Compare this with the average design agency or tech company, with beautifully designed spaces where every surface can be covered in sticky notes or written upon, where meeting rooms can quickly be turned into a project room, usability lab or place for daily stand-ups, and where you can choose the area to work in depending on the activities of the day. We’re not even talking free breakfasts, snack machines or indoor climbing walls here (although a lot of tech companies provide these as well) — just the basic resources to get your work done.

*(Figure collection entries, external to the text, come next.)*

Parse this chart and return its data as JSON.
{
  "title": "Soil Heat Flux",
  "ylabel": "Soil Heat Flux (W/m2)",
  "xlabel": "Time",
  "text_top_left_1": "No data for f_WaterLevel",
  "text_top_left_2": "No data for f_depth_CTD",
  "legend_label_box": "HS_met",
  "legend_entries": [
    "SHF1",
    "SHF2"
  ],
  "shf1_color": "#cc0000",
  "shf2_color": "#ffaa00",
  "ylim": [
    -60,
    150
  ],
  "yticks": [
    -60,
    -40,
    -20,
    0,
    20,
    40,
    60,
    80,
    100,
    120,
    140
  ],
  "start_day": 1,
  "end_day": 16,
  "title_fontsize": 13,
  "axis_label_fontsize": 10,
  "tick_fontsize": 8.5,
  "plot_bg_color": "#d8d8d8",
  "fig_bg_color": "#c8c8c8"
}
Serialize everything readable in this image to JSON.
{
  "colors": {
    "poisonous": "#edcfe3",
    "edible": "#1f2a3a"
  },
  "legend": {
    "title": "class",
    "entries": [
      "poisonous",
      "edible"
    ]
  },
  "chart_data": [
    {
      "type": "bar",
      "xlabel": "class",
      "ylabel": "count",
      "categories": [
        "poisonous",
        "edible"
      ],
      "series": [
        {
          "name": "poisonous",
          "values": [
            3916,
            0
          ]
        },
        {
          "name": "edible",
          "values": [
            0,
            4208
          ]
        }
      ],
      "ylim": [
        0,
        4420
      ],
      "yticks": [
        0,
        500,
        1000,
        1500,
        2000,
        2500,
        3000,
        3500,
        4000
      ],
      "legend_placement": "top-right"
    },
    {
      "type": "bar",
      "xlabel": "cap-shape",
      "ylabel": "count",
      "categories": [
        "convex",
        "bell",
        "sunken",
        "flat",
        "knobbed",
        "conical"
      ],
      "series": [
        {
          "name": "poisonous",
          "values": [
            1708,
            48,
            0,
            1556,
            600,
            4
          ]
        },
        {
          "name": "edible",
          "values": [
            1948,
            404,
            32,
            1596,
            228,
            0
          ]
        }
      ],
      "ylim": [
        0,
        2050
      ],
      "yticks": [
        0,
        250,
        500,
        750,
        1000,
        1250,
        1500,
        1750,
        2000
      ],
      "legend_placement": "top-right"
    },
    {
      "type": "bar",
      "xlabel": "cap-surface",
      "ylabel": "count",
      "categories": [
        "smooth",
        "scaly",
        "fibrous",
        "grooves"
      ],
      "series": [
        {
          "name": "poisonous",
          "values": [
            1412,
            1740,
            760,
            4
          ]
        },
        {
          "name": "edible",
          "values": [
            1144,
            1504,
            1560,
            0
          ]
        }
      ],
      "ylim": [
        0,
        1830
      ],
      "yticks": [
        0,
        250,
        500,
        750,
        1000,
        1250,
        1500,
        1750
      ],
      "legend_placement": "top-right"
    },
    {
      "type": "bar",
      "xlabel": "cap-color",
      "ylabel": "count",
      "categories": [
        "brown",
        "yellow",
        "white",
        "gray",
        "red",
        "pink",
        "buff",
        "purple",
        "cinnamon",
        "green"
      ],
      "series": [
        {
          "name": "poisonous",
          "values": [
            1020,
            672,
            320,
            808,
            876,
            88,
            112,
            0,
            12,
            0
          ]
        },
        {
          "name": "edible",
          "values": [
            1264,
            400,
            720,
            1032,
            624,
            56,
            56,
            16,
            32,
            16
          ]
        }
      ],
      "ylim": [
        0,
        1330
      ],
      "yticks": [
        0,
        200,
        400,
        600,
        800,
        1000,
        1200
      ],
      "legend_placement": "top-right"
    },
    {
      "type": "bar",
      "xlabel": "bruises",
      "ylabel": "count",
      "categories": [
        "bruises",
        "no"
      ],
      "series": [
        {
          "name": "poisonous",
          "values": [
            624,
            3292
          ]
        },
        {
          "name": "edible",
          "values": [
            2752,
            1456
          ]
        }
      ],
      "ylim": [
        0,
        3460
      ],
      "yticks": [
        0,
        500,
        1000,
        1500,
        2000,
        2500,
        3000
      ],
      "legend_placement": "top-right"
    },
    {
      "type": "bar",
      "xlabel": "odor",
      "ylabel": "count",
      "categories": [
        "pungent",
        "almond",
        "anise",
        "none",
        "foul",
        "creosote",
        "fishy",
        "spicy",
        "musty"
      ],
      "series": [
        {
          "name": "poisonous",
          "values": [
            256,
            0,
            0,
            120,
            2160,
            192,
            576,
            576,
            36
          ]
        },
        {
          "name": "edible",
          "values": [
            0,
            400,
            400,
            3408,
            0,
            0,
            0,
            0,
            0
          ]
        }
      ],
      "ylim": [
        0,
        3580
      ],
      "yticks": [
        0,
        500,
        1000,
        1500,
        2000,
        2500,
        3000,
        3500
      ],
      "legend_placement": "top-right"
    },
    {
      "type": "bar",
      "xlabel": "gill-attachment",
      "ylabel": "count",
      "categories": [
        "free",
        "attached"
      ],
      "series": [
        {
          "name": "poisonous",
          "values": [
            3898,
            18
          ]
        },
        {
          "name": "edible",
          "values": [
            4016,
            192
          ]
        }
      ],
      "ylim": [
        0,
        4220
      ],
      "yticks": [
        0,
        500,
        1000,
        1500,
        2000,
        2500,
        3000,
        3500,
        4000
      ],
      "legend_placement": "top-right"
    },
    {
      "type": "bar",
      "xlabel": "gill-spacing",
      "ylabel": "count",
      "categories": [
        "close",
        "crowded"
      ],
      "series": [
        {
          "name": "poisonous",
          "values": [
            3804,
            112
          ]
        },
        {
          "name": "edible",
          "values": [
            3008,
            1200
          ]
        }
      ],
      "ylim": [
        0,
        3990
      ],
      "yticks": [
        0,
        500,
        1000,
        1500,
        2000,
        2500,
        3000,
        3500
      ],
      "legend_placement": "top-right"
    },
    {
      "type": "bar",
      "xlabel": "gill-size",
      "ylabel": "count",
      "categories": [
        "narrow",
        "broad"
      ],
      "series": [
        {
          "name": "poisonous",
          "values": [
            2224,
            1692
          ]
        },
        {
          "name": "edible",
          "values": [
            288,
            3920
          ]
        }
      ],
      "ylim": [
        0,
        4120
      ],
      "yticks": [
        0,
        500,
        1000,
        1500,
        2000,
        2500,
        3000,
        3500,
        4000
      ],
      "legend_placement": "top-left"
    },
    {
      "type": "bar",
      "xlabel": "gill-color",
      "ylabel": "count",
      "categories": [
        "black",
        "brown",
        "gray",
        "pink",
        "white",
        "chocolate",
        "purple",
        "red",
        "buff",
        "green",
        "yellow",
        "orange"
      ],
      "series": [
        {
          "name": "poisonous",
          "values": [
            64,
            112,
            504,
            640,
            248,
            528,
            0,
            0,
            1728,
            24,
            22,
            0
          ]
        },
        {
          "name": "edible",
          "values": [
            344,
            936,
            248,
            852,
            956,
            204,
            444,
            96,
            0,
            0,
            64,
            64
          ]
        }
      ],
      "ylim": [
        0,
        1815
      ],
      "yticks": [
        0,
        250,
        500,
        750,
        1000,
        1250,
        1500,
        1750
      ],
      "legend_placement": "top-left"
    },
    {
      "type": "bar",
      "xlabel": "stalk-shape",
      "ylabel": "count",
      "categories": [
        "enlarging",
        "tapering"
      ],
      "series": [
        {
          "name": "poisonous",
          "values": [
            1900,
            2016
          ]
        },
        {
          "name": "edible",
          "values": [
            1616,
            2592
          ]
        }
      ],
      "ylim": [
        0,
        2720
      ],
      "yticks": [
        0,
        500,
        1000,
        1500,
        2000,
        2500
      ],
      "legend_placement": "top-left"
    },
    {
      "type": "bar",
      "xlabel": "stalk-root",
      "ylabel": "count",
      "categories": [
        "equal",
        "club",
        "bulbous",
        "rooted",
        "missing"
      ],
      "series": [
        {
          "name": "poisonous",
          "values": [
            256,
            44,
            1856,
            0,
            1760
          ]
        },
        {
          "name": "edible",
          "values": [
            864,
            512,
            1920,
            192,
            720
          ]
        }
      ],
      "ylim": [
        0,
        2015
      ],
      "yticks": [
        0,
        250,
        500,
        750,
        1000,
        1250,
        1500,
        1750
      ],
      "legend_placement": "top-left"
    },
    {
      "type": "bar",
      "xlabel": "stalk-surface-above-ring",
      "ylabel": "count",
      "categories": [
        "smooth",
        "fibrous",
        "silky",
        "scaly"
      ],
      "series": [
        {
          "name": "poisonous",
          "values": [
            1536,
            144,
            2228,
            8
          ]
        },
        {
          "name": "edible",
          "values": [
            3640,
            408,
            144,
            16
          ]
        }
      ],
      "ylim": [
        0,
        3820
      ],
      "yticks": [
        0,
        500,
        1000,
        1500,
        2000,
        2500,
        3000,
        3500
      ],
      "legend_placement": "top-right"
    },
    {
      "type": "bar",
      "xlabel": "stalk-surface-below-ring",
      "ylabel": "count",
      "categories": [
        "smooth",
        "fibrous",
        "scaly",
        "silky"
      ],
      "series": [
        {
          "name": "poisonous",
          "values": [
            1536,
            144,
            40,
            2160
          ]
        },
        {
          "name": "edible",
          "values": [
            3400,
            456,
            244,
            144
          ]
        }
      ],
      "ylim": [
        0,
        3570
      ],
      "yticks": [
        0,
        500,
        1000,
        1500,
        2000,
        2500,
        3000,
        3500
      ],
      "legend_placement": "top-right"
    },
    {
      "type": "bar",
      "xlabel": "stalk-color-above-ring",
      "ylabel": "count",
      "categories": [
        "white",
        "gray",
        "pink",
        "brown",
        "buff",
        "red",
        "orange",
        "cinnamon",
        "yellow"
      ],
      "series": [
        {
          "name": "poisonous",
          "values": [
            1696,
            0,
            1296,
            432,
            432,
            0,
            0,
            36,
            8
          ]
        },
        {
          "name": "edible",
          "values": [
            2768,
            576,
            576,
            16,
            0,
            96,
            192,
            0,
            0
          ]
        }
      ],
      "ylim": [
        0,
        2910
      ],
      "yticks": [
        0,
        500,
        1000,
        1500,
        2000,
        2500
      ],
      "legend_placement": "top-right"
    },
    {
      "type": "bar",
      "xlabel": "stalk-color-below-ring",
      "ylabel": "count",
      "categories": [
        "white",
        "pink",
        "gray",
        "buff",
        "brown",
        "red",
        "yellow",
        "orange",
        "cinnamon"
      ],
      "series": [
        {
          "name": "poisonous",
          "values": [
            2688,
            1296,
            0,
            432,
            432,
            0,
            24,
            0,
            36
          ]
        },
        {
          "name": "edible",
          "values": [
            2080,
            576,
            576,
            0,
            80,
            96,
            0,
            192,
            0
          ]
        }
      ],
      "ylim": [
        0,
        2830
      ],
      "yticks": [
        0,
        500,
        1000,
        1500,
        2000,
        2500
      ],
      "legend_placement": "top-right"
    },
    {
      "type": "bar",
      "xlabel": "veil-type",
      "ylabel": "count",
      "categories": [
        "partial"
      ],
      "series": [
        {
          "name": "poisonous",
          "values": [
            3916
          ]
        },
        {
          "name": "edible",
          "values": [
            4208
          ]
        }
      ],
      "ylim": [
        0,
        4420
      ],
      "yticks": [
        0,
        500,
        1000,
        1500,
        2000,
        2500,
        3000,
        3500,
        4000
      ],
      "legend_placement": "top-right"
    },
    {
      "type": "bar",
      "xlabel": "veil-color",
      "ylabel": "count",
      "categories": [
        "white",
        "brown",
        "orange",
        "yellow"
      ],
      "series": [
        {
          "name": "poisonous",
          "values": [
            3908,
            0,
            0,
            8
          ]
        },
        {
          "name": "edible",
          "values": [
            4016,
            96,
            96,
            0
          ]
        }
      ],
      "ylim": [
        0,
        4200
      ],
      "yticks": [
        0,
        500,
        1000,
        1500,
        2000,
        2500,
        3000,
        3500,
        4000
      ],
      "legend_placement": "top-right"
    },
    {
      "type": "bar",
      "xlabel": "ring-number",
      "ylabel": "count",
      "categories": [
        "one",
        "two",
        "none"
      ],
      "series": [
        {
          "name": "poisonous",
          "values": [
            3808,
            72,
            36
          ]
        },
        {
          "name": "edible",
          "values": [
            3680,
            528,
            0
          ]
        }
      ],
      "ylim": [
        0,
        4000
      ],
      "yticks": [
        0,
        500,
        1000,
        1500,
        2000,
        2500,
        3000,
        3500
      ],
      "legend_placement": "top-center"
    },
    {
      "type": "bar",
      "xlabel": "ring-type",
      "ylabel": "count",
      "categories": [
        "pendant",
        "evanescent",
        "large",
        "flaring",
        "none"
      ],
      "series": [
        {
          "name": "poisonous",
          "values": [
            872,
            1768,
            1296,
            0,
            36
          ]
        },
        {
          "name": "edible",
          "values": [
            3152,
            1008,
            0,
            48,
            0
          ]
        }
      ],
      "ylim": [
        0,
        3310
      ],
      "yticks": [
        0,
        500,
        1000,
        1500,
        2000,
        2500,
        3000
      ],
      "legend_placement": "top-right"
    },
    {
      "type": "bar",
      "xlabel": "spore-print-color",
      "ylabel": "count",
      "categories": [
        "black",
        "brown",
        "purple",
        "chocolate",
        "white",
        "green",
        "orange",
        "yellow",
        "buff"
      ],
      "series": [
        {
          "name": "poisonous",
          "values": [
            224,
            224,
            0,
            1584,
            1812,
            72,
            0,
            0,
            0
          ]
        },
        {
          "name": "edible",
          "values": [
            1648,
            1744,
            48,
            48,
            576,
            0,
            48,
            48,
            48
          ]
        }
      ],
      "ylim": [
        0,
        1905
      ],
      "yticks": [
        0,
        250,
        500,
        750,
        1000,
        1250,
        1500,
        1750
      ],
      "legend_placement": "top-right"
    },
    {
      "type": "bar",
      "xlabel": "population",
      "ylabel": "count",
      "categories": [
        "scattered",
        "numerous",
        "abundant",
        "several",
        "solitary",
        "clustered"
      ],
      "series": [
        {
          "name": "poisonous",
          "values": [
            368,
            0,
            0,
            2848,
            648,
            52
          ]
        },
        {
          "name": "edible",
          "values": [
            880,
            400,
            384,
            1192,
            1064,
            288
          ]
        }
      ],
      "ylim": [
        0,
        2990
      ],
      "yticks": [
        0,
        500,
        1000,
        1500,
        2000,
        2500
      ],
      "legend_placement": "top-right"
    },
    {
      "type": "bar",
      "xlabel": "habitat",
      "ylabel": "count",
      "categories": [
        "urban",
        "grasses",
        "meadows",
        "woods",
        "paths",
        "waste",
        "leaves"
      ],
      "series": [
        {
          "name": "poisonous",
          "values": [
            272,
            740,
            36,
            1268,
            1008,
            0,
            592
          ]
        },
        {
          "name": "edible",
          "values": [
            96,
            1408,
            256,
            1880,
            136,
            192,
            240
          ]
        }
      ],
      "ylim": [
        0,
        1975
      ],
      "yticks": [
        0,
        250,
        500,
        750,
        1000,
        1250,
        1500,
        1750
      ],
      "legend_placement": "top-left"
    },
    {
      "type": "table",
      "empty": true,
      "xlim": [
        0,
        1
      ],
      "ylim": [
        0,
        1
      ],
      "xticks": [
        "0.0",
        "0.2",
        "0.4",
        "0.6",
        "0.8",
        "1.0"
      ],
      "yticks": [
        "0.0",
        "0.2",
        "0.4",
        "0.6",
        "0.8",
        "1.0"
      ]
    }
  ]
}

Step 7: Reward Them For Their Effort
As I mentioned at the start of this article, the best designers and developers aren’t motivated by money. Instead, they want to work with great colleagues on great projects that make people’s lives better. That being said, money is always going to be a factor, especially in a seller’s market.
So, with increased competition from the big tech companies that recognize the value good designers and developers can bring, competition for talent is high. Traditional businesses will need to up their stakes in order to attract the right people, or risk being left behind. As one of my colleagues says, “Any number of Salieris couldn’t have written one Mozart concerto, so investing in the best will pay dividends in the end.”
As more and more traditional organizations build their internal capabilities, the digital landscape is experiencing a seismic shift. Demand is outstripping supply, and these organizations are finding themselves competing for talent with startups, tech companies and agencies alike. The only way to survive in this landscape is to understand what attracts people to these types of companies and play them at their own game: building a design and technology culture to rival the best that Silicon Valley and Shoreditch have to offer.